Daiki Ishimori, der 30-jährige Präsident des in Tokyo ansässigen Unternehmen Gehirn Inc., stammt aus Ishinomaki in der Präfektur Miyagi. Die Präfektur wurde 2011 von einem Erdbeben und anschließenden Tsunami verwüstet. Der Entwickler ist Evangelion-Fan seit der Junior High School, der die gesamte Serie bereits mehr als 50 Mal angesehen hat. Außerdem besitzt Ishimori die komplette Manga-Reihe in zweifacher Ausführung, einmal zum Lesen und eine Edition zur sicheren Aufbewahrung.

2010 eröffnete Ishimori einen Twitter-Account unter dem Namen NERV, um Informationen über das Wetter und andere Informationen zu teilen. 2011 war Ishimori selbst in Tokyo, als das große Erdbeben Ostjapan verwüstete. Er konnte keinen Kontakt zu seiner Familie herstellen und musste sich per TV und Twitter über Informationen aus der Region versorgen. Ishimoris Familie konnte sich in Sicherheit bringen, das Haus der Familie wurde beim Tsunami zerstört. Ein High-School-Freund Ishimoris sowie ein Verwandter verloren bei der Katastrophe ihr Leben.

Warn-App im Anime Style
NERV Wetter-Warn-App Bild: Gehirn Inc.,

Katastrophen-Warn-App für einzelne Regionen

Während dieser Zeit erhielt der Japaner über seinen Twitter-Account viele Nachrichten. Oftmals ging es in den Anfragen darum, relevante Informationen zu erhalten. Schon damals entstand die Idee, eine App zu entwickeln, die solche Daten für bestimmte Gebiete zur Verfügung stellte, allerdings war sich der Programmierer nicht sicher, ob er auch den Anime in das Konzept einarbeiten sollte.

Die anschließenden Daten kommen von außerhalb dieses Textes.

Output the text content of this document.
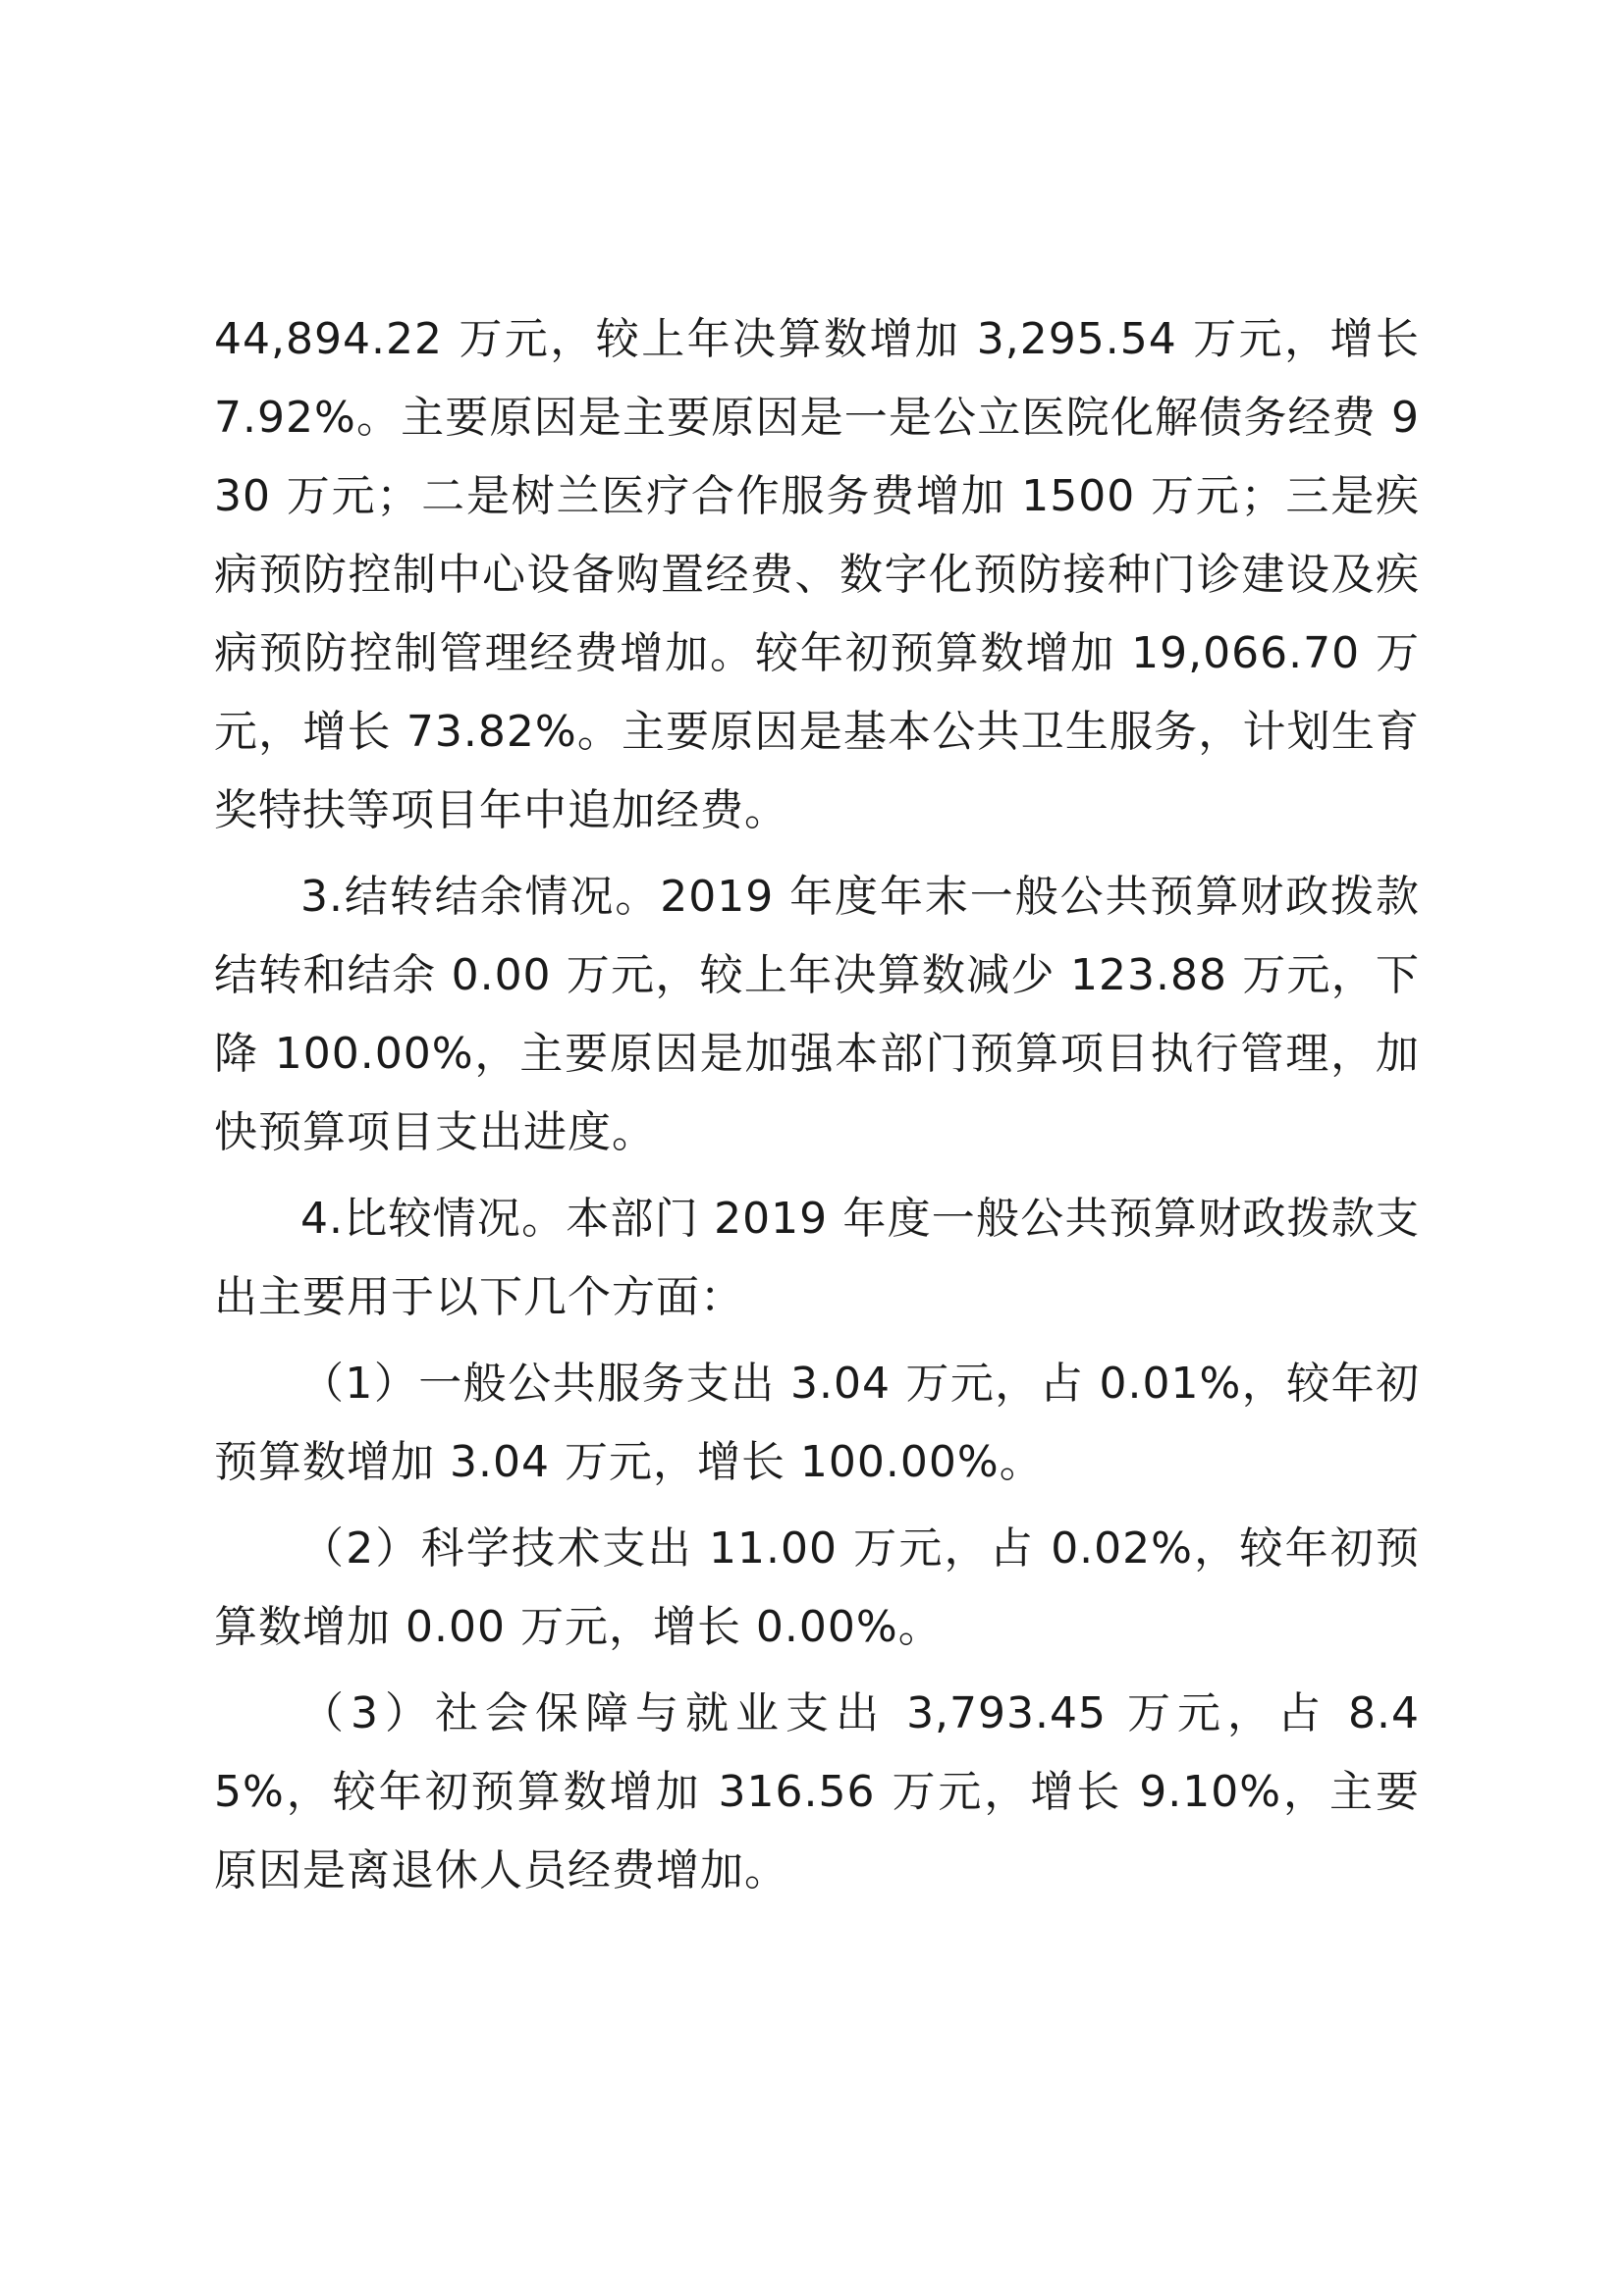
44,894.22 万元，较上年决算数增加 3,295.54 万元，增长 7.92%。主要原因是主要原因是一是公立医院化解债务经费 930 万元；二是树兰医疗合作服务费增加 1500 万元；三是疾病预防控制中心设备购置经费、数字化预防接种门诊建设及疾病预防控制管理经费增加。较年初预算数增加 19,066.70 万元，增长 73.82%。主要原因是基本公共卫生服务，计划生育奖特扶等项目年中追加经费。

3.结转结余情况。2019 年度年末一般公共预算财政拨款结转和结余 0.00 万元，较上年决算数减少 123.88 万元，下降 100.00%，主要原因是加强本部门预算项目执行管理，加快预算项目支出进度。

4.比较情况。本部门 2019 年度一般公共预算财政拨款支出主要用于以下几个方面：

（1）一般公共服务支出 3.04 万元，占 0.01%，较年初预算数增加 3.04 万元，增长 100.00%。

（2）科学技术支出 11.00 万元，占 0.02%，较年初预算数增加 0.00 万元，增长 0.00%。

（3）社会保障与就业支出 3,793.45 万元，占 8.45%，较年初预算数增加 316.56 万元，增长 9.10%，主要原因是离退休人员经费增加。
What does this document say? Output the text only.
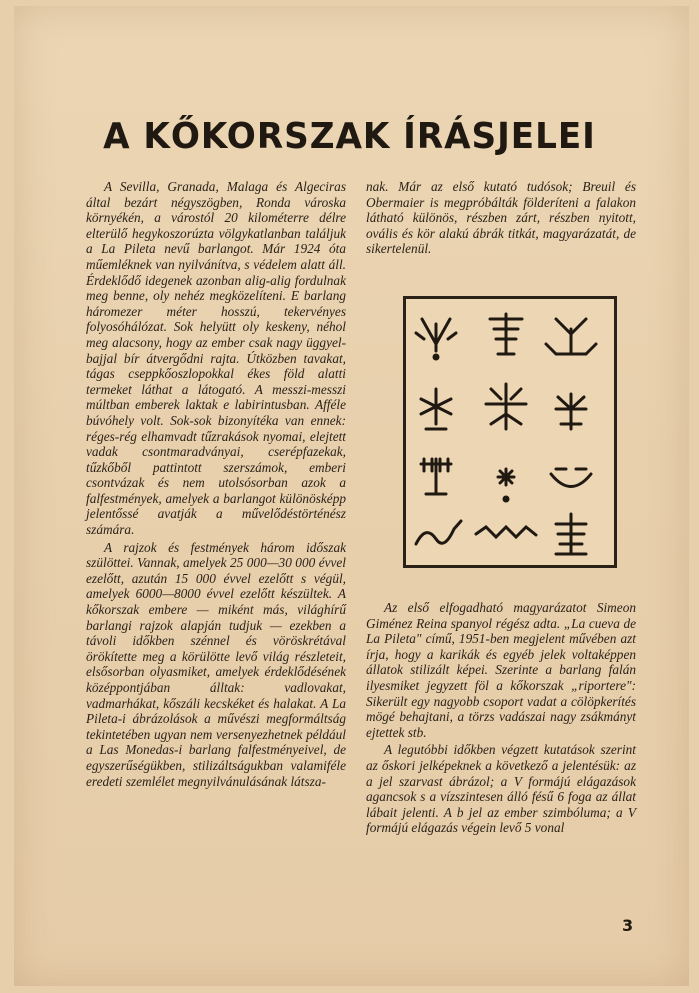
A KŐKORSZAK ÍRÁSJELEI

A Sevilla, Granada, Malaga és Algeciras által bezárt négyszögben, Ronda városka környékén, a várostól 20 kilométerre délre elterülő hegykoszorúzta völgykatlanban találjuk a La Pileta nevű barlangot. Már 1924 óta műemléknek van nyilvánítva, s védelem alatt áll. Érdeklődő idegenek azonban alig-alig fordulnak meg benne, oly nehéz megközelíteni. E barlang háromezer méter hosszú, tekervényes folyosóhálózat. Sok helyütt oly keskeny, néhol meg alacsony, hogy az ember csak nagy üggyel-bajjal bír átvergődni rajta. Útközben tavakat, tágas cseppkőoszlopokkal ékes föld alatti termeket láthat a látogató. A messzi-messzi múltban emberek laktak e labirintusban. Afféle búvóhely volt. Sok-sok bizonyítéka van ennek: réges-rég elhamvadt tűzrakások nyomai, elejtett vadak csontmaradványai, cserépfazekak, tűzkőből pattintott szerszámok, emberi csontvázak és nem utolsósorban azok a falfestmények, amelyek a barlangot különösképp jelentőssé avatják a művelődéstörténész számára.

A rajzok és festmények három időszak szülöttei. Vannak, amelyek 25 000—30 000 évvel ezelőtt, azután 15 000 évvel ezelőtt s végül, amelyek 6000—8000 évvel ezelőtt készültek. A kőkorszak embere — miként más, világhírű barlangi rajzok alapján tudjuk — ezekben a távoli időkben szénnel és vöröskrétával örökítette meg a körülötte levő világ részleteit, elsősorban olyasmiket, amelyek érdeklődésének középpontjában álltak: vadlovakat, vadmarhákat, kőszáli kecskéket és halakat. A La Pileta-i ábrázolások a művészi megformáltság tekintetében ugyan nem versenyezhetnek például a Las Monedas-i barlang falfestményeivel, de egyszerűségükben, stilizáltságukban valamiféle eredeti szemlélet megnyilvánulásának látsza-

nak. Már az első kutató tudósok; Breuil és Obermaier is megpróbálták földeríteni a falakon látható különös, részben zárt, részben nyitott, ovális és kör alakú ábrák titkát, magyarázatát, de sikertelenül.

Az első elfogadható magyarázatot Simeon Giménez Reina spanyol régész adta. „La cueva de La Pileta" című, 1951-ben megjelent művében azt írja, hogy a karikák és egyéb jelek voltaképpen állatok stilizált képei. Szerinte a barlang falán ilyesmiket jegyzett föl a kőkorszak „riportere": Sikerült egy nagyobb csoport vadat a cölöpkerítés mögé behajtani, a törzs vadászai nagy zsákmányt ejtettek stb.

A legutóbbi időkben végzett kutatások szerint az őskori jelképeknek a következő a jelentésük: az a jel szarvast ábrázol; a V formájú elágazások agancsok s a vízszintesen álló fésű 6 foga az állat lábait jelenti. A b jel az ember szimbóluma; a V formájú elágazás végein levő 5 vonal

3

Bei einem Treffen eingefleischter Evangelion-Fans kam dieses Thema ebenfalls zur Sprache und die Entscheidung war getroffen. Ishimori wandte sich an das Unternehmen, das die Copyright-Rechte des Anime verwaltet und stellte seine App vor. Von dort wurde er ebenfalls ermutigt, den Namen NERV zu verwenden. Der Japaner begann Informationen zur Katastrophenvorsorge mit Elementen des Evangelion-Anime zu verbinden.

Die App wurde im September 2019 veröffentlicht und erreichte im Oktober 2020 die Marke von einer Million Downloads. Ishimori ist sich sicher, dass sich die App noch als nützlich erweisen wird. Einige erste positive Rückmeldungen von Nutzern hat er bereits erhalten, was ihn in seiner Arbeit bestärkt. Der Programmierer sagt, dass man zwar Naturkatastrophen nicht verhindern kann, allerdings könne man den Menschen ein sicheres Warnsystem in die Hand geben, das hilft, Schäden weitestgehend zu reduzieren.